Outside in Aspen, the participatory adventure festival, will not take place this year in what organizers are calling a hiatus.
Produced by Outside magazine and the Aspen Chamber Resort Association, the unique event put paying guests on local trails, roads, and rivers next to elite, professional athletes and Outside editors. It ran over a weekend in early June for three years, beginning in 2010.
“It grew year over year but it didn’t get to where the investment worked for the chamber and for Outside,” said Maureen Poschman of Promo Communications, who handled public relations for the event. “The numbers weren’t where we wanted them to be after three years.”
She said roughly 100 people paid to take part in the event’s activities last year, including climbing, biking, running, boating and fishing. It also included panel discussions, parties, and a “base camp” of product display tents and sponsor exhibits at Gondola Plaza.
The partnership between Outside and local tourism officials remains strong, said Poschman. The magazine and the chamber are retooling the event, in the hopes of bringing it back to Aspen in 2014.
The focus, format and time of year it occurs are likely to change if Outside in Aspen returns, said Poschman.
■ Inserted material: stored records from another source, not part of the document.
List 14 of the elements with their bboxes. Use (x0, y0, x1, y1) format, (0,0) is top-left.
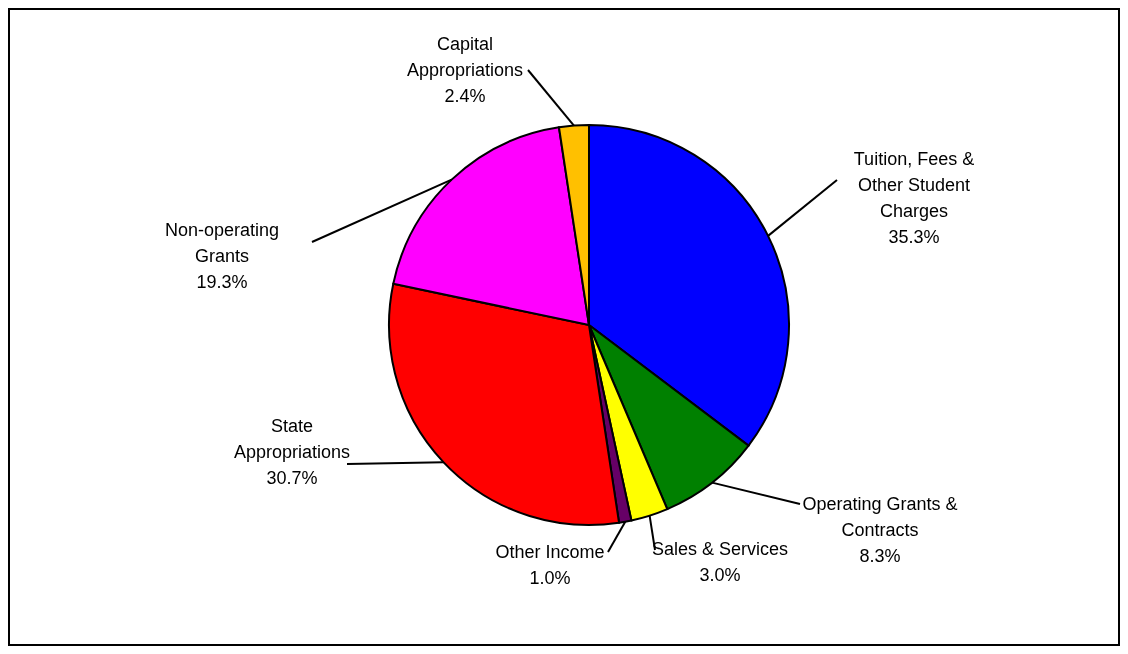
slice-label: Sales & Services (651, 539, 789, 559)
data-label: 8.3% (859, 546, 901, 566)
data-label: 2.4% (444, 86, 486, 106)
data-label: 35.3% (888, 227, 940, 247)
slice-label: Capital Appropriations (406, 34, 524, 80)
slice-label: Operating Grants & Contracts (802, 494, 958, 540)
slice-label: Tuition, Fees & Other Student Charges (853, 149, 975, 221)
data-label: 3.0% (699, 565, 741, 585)
slice-label: Non-operating Grants (164, 220, 280, 266)
slice-label: State Appropriations (233, 416, 351, 462)
data-label: 1.0% (529, 568, 571, 588)
data-label: 30.7% (266, 468, 318, 488)
slice-label: Other Income (495, 542, 605, 562)
data-label: 19.3% (196, 272, 248, 292)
Taking place in early June on the tail end of off-season, the startup event struggled against Aspen vacation patterns and scheduling around other special events.
A race that had been branded the Outside in Aspen Triathlon for the last three years is being renamed the Aspen Triathlon/Duathlon, and will run Aug. 3 instead of in June. Racers swim at the Aspen Recreation Center, then bike to the Maroon Bells and back, then run around the Aspen Golf Club. The duathlon does the same course with a run-bike-run or swim-bike combination.
With five full-page advertisements in the magazine per year and coverage of the festival online, the event in its three years met some primary goals of the chamber, including spreading the word on local outdoor activities to Outside’s demographic and marketing Aspen as an outdoor adventure destination.
“[Aspen] got incredible value for it,” Poschman said. “The exposure for Aspen was incredible but it wasn’t selling as much as we wanted it to.”
Outside in Aspen did make international gossip headlines in 2011, when cyclist Tyler Hamilton and Lance Armstrong had an alleged public confrontation at Cache Cache. Outside had brought Hamilton to town for a road biking ride-along event, shortly after he accused former teammate Armstrong of abusing performance enhancing drugs. Armstrong, a part-time Aspenite, denied using drugs at the time.
In March of last year, ACRA board member John Olson suggested they discontinue the event because it was an insult to Armstrong, who has since admitted drug use and been stripped of his cycling titles.
The event was launched out of the city of Aspen’s 2010 “Mining for Ideas” initiative, which fed $150,000 of general-fund money into special events.
The city gave $20,000 to launch the event, and ACRA continued to support it with taxpayer funds in its second two years.
At a December City Council meeting, ACRA Vice President of Sales and Marketing Julia Theisen said the chamber was not going to support the event with funds any longer and was encouraging Outside to find other sponsors.
Ryan Krogh, Outside’s research editor, who served as a point person among writers for the magazine during the event in Aspen, said he was disappointed it isn’t happening this year, but directed questions about it to the magazine’s marketing coordinator Christine Salem. She did not return a phone message and email seeking comment.